Pera Palas ve Tokatlıyan Oteli ile birlikte Beyoğlu'nun en ünlü üç otelinden birisi idi. 1979 yılında kapandı. Otel kapandıktan sonra geçirdiği dönem, mimarlık tarihi ve İstanbul şehircilik belleği açısından önemli bir sembol yapı olmasına sebep oldu. 1986 yılında tamamen yıkıldı.1
Özellikle lokantası ve pastanesi ünlü olan otel, Mustafa Kemal Atatürk başta olmak üzere İstanbul'u ziyaret eden önemli konukları ağırlaması ile bilinir. Atatürk’ün İngiltere Kralı VIII. Edward için Park Otel'de düzenlediği akşam yemeği seremonisi, otelin en yaygın bilinen hatıralarındandır. Ünlü şair Yahya Kemal ölümüne kadar 16 yıl bu otelde yaşamış; ülkenin başbakanlarından Adnan Menderes de Park Otel için "ikinci evim" demiştir.2
Park Otel’in yıkılmasından sonra yerinde yeni bir yüksek bina inşa edilmesi girişimi, söz konusu yapının İstanbul siluetine etkisi nedeniyle tepki çekmiş ve uzun süre kentin gündeminde kalmıştır.3 Günümüzde Park Otel'in yerine 2013 yılında inşası tamamlanan başka bir otel yapısı bulunur.

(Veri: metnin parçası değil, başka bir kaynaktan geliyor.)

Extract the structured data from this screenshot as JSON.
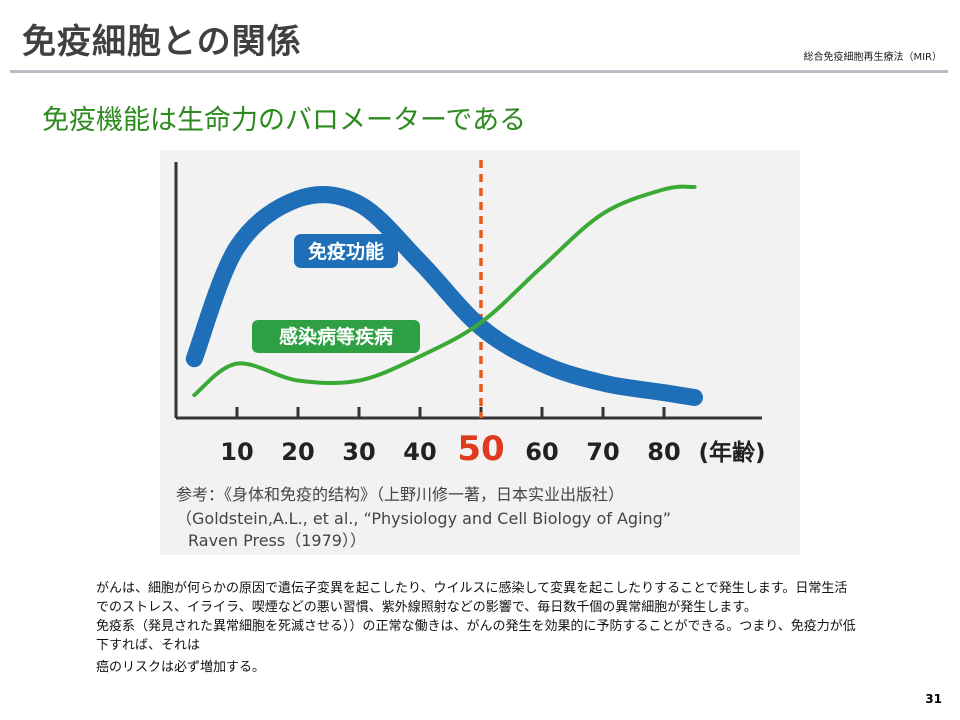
{
  "header": {
    "title": "免疫細胞との関係",
    "organization": "総合免疫細胞再生療法（MIR）"
  },
  "subtitle": "免疫機能は生命力のバロメーターである",
  "chart_data": {
    "type": "line",
    "x": [
      3,
      10,
      20,
      30,
      40,
      50,
      60,
      70,
      80,
      85
    ],
    "x_ticks": [
      10,
      20,
      30,
      40,
      50,
      60,
      70,
      80
    ],
    "x_unit": "(年齢)",
    "highlight_x": 50,
    "ylim": [
      0,
      100
    ],
    "series": [
      {
        "name": "免疫功能",
        "color": "#1f6fb8",
        "values": [
          22,
          68,
          88,
          86,
          62,
          35,
          20,
          12,
          8,
          6
        ]
      },
      {
        "name": "感染病等疾病",
        "color": "#3aa935",
        "values": [
          7,
          20,
          13,
          13,
          23,
          37,
          60,
          82,
          92,
          93
        ]
      }
    ],
    "reference": {
      "line1": "参考：《身体和免疫的结构》（上野川修一著，日本实业出版社）",
      "line2": "（Goldstein,A.L., et al., “Physiology and Cell Biology of Aging”",
      "line3": "Raven Press（1979））"
    }
  },
  "body": {
    "p1": "がんは、細胞が何らかの原因で遺伝子変異を起こしたり、ウイルスに感染して変異を起こしたりすることで発生します。日常生活でのストレス、イライラ、喫煙などの悪い習慣、紫外線照射などの影響で、毎日数千個の異常細胞が発生します。",
    "p2": "免疫系（発見された異常細胞を死滅させる））の正常な働きは、がんの発生を効果的に予防することができる。つまり、免疫力が低下すれば、それは",
    "p3": "癌のリスクは必ず増加する。"
  },
  "page_number": "31"
}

Park Otel'in yerinde inşa edilen ilk yapı, İtalyan Büyükelçisi Baron Alberto Blanc'ın kendi imkânlarıyla 1890 yılında 4 yaptırdığı 60 odalı konaktır. Gümüşsuyu'nda Marmara Denizi ve Boğaz manzarasına hâkim muhteşem manzaralı sırtta inşa edilen konak, büyük ölçüde ahşap malzeme ile inşa edilmiş üç katlı neoklasik üslupta eklektik bir yapı idi.5 Kimi kaynaklara göre inşaatın tüm masrafları Baron Blanc’ın Amerikalı bir milyoner olan eşi tarafından karşılanmıştır.6 Konak, bir süre elçilik konutu olarak kullanıldı.

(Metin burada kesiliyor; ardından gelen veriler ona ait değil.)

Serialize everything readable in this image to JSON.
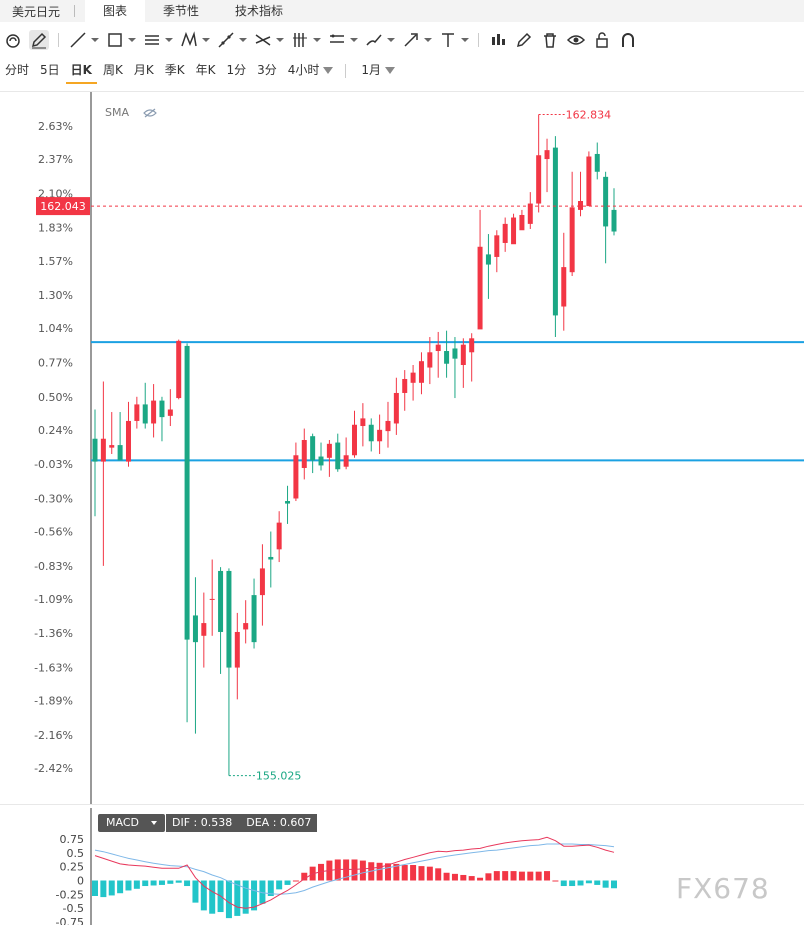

Baron Blanc ülkesine çağrıldıktan sonra konağı Sultan Abdülhamit 1897 yılında Osmanlı Devleti adına satın aldı ve Hariciye Nazırlarının oturması için tahsis etti.7 1895'te Hariciye Nazırı olarak atanan Ahmet Tevfik Paşa konağa yerleşti.
"Tesalya Harbi'nde Yunan'ı bozguna uğratmasının" ardından padişah, konağı Tevfik Paşa'ya hediye etti. II. Abdülhamid'in bizzat eliyle tapuyu teslim ettiği Tevfik Paşa ve ailesi, Paşa'nın 13 yıl boyunca kesintisiz Hariciye Nazırlığı görevi sırasında konakta ikamet etti.8 Konağın mülkiyeti kendisine geçince Ahmet Tevfik Paşa yapının ahşap olan parmaklıklarını ve sokak kapılarını Tophane'deki dökümhanede demirden döktürerek değiştirmiş ve bu parmaklıklar doksan yıl boyunca kullanılmıştır.9
Konak, Hariciye Nezareti olarak kullanıldığı dönemde Osmanlı toplumunun 20. yüzyıldaki bazı değişimlerine tanıklık etti. Şefik Okday’ın Büyükbabam Son Sadrazam Ahmed Tevfik Paşa adlı kitabına göre, Tevfik Paşa’nın oğlunun konaktaki düğünü, kadınlarla erkeklerin bir arada bulunduğu ilk modern Osmanlı düğünü idi.10
1909'da 31 Mart İsyanı sırasında sadrazam olan Tevfik Paşa, Sultan Mehmet Reşat’ın tahta çıkmasından sonra Londra Büyükelçisi olarak görevlendirildi. Kendisine konağı jest olarak geri vermesi teklif edildiyse de bunu kabul etmedi ve Londra'ya gitmeden önce konağı Hariciye Nezaretine kiraladı.11 Bir süre Hariciye Nazırı Mehmed Rifat Paşa'nın ikamet ettiği konak, Said Naim Duhani'nin "Eski Evler Eski İnsanlar: XIX. Yüzyıl Sonunda Beyoğlu’nun Sosyal Topografisi" kitabına göre önemli buluşmalara ve diplomatik olaylara sahne olmuş;12 23 Temmuz 1908 tarihinde konakta Osmanlı diplomasi tarihindeki ilk diplomatik yemek gerçekleşmiştir.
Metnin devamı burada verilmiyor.